Recently, Microsoft unveiled the Xbox Adaptive Controller for gamers with disabilities. The accessory allows various different devices to attach to its numerous ports, providing options for those who have limited mobility. On top of the device lie two large programmable buttons, alongside quick access to the "Xbox," "Menu," "View," and other key inputs. What makes this controller truly unique is along the rear. There are nineteen jacks, hooking the console into an existing ecosystem of accessible buttons and other input devices.
A lot of thought went into the product. The Xbox Adaptive Controller's box features large holes and requires simple motions to open. While it's not accessible to every disabled gamer, it still does a great job of making it easy to open for many. Unlike normal packages, this box doesn't use any strong adhesives so only pulling is required.
Today, the company released a new advertisement showcasing the joy inclusive gaming can bring to many. The description states, "This holiday season we invite you to meet nine-year-old Owen, rising to the top of his game with the support of all of his friends-including his real-life best friend Gunnar, and a little help from the Xbox Adaptive Controller.

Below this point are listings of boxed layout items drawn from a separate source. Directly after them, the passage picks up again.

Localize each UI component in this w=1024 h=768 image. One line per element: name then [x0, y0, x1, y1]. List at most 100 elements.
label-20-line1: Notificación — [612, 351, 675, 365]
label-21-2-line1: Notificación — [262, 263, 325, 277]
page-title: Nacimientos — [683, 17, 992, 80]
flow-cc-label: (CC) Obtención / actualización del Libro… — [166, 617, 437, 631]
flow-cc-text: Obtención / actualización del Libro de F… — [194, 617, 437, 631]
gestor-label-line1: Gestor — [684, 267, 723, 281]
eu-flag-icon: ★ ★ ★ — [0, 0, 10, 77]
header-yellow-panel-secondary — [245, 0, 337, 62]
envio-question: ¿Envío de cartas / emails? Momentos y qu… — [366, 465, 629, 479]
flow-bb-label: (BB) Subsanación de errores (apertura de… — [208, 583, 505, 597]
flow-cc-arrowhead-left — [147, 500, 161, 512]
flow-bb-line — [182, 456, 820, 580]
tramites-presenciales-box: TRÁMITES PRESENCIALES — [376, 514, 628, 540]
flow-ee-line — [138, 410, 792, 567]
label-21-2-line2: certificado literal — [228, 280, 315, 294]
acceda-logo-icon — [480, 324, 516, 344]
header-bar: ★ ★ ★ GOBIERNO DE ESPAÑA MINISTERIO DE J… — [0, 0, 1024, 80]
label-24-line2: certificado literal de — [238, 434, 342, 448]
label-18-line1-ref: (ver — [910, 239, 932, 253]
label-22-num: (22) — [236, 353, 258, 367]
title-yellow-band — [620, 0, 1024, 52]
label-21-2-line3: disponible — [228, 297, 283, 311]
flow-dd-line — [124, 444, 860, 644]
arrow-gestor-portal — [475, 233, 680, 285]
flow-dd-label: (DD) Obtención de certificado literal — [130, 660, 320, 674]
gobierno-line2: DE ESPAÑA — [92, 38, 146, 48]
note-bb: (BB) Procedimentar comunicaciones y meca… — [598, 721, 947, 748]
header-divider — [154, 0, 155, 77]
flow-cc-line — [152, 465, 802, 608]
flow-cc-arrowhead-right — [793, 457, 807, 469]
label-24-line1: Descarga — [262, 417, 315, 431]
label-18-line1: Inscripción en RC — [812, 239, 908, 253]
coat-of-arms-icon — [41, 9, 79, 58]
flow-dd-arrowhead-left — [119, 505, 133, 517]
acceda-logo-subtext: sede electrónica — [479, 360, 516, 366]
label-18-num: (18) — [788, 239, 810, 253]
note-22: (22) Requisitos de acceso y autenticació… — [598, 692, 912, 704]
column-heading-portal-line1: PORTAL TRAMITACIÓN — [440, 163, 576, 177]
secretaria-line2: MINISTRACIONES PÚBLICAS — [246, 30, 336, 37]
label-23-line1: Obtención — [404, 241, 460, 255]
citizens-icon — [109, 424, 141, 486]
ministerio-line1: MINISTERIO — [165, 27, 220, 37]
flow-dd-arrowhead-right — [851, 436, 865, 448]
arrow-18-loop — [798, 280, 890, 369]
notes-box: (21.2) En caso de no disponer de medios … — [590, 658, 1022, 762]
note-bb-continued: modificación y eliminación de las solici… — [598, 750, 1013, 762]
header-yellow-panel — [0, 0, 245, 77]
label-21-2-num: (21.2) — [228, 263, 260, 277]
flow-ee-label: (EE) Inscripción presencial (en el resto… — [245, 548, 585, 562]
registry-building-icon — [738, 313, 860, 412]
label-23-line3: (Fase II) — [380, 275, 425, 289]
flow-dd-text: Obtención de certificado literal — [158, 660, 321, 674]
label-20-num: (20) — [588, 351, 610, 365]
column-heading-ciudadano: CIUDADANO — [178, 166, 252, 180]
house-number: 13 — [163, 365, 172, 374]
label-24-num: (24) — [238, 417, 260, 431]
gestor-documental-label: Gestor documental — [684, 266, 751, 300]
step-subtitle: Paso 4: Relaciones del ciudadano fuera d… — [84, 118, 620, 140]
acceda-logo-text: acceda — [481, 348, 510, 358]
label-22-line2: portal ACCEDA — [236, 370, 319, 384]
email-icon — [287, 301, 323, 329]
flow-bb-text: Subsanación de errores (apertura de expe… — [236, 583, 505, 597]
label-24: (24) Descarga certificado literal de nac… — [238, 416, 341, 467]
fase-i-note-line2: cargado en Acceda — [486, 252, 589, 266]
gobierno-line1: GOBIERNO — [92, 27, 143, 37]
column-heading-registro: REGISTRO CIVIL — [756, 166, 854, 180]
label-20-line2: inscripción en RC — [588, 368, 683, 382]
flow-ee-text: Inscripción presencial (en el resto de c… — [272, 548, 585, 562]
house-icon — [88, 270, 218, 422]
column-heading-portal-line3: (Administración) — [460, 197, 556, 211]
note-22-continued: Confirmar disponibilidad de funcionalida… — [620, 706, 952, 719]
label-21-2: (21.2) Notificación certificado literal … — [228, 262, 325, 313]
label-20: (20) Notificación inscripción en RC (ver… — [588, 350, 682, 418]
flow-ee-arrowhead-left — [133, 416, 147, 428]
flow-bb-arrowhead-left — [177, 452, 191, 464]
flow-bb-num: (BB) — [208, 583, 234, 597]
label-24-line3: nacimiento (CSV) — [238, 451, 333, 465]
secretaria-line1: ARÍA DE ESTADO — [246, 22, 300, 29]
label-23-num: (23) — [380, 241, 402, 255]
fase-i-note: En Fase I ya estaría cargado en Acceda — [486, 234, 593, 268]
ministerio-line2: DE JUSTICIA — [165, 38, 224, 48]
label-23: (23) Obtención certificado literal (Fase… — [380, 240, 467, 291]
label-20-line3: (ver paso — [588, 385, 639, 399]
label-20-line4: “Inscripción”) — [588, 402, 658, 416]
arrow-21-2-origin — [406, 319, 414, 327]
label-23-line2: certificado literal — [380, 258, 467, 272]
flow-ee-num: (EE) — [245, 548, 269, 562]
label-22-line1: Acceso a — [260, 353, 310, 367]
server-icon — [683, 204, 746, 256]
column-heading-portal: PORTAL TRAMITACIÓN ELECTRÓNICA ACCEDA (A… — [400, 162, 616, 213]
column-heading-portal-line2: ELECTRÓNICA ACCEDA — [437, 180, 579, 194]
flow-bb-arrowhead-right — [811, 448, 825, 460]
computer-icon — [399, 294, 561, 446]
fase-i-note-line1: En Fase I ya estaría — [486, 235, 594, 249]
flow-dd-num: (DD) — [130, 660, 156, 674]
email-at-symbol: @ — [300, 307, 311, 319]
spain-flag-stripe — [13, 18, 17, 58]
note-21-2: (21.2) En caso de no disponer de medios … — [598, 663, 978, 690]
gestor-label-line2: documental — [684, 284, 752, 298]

Owen has Escobar Syndrome, which limits his mobility, but does nothing to reduce his passion for gaming... We watch as his friends gather to cheer him on as word spreads of his impending achievement. The moment of joy experienced... illustrates Microsoft's overall mission to create accessible technology."
The Xbox Adaptive Controller is available on the Microsoft Store for $99.99. Third-party sellers are listing it for roughly $500 on Amazon.